🧩 PySpark DataFrame.to() Function
Schema Reconciliation and Column Reordering Made Easy
Learn how to use the DataFrame.to()
function introduced in PySpark 3.4.0 to reorder columns and reconcile schema effortlessly.
📘 Introduction
PySpark’s DataFrame.to()
function helps with schema alignment, column reordering, and type casting — all in one step. This is especially useful when you're writing to tables, preparing data for joins, or ensuring schema compliance.
🔧 PySpark Code Example
from pyspark.sql import SparkSession
from pyspark.sql.types import StructType, StructField, StringType, IntegerType, BooleanType
# Create SparkSession
spark = SparkSession.builder.appName("DataFrame.to Example").getOrCreate()
# Sample data
data = [
("Aamir Shahzad", "Math", 85, True),
("Ali Raza", "Science", 78, False),
("Bob", "History", 92, True),
("Lisa", "Math", 80, False)
]
columns = ["Name", "Subject", "Score", "Passed"]

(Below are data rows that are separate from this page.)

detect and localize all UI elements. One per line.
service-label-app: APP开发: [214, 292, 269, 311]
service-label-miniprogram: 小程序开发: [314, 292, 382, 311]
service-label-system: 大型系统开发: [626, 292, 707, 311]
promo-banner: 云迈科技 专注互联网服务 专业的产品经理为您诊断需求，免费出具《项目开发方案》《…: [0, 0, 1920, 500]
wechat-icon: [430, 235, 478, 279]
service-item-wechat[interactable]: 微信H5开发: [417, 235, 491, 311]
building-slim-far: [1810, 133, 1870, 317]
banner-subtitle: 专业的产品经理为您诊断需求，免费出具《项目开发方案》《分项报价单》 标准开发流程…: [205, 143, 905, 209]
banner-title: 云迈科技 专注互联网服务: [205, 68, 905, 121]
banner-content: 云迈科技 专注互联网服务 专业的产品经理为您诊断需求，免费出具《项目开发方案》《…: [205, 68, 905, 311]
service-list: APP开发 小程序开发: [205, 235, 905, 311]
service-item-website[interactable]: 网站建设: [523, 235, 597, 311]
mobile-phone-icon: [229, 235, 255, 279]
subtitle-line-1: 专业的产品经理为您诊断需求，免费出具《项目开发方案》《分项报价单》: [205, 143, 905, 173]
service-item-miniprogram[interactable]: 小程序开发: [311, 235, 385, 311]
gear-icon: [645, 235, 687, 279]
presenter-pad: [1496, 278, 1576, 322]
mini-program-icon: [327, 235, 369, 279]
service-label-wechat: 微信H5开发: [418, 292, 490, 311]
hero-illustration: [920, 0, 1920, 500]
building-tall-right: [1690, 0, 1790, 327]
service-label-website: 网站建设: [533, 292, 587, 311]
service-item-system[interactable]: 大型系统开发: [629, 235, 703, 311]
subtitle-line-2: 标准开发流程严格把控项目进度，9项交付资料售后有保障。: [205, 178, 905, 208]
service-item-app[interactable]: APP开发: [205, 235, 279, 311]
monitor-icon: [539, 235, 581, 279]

df = spark.createDataFrame(data, columns)
# Print original schema and data
df.show(truncate=False)
df.printSchema()
# Define new schema with reordered and altered types
schema = StructType([
StructField("Passed", BooleanType(), True),
StructField("Score", StringType(), True), # Cast from int to string
StructField("Name", StringType(), True),
StructField("Subject", StringType(), True)
])
# Apply .to() transformation
df2 = df.to(schema)
# Show transformed DataFrame
df2.show(truncate=False)
df2.printSchema()
📊 Original DataFrame Output
+-------------+--------+-----+-------+
| Name |Subject |Score|Passed |
+-------------+--------+-----+-------+
|Aamir Shahzad|Math | 85| true|
|Ali Raza |Science | 78| false|
|Bob |History | 92| true|
|Lisa |Math | 80| false|
+-------------+--------+-----+-------+
root
|-- Name: string (nullable = true)
|-- Subject: string (nullable = true)
|-- Score: long (nullable = true)
|-- Passed: boolean (nullable = true)
✅ New DataFrame Output (After .to()
)
+-------+-----+-------------+--------+
|Passed |Score|Name |Subject |
+-------+-----+-------------+--------+
| true|85 |Aamir Shahzad|Math |
| false|78 |Ali Raza |Science |
| true|92 |Bob |History |
| false|80 |Lisa |Math |
+-------+-----+-------------+--------+
root
|-- Passed: boolean (nullable = true)
|-- Score: string (nullable = true)
|-- Name: string (nullable = true)
|-- Subject: string (nullable = true)
💡 Key Takeaways
DataFrame.to()
allows column reordering and type conversion.- It is especially useful when writing to pre-defined tables or aligning multiple datasets.
- Introduced in PySpark 3.4.0 and above.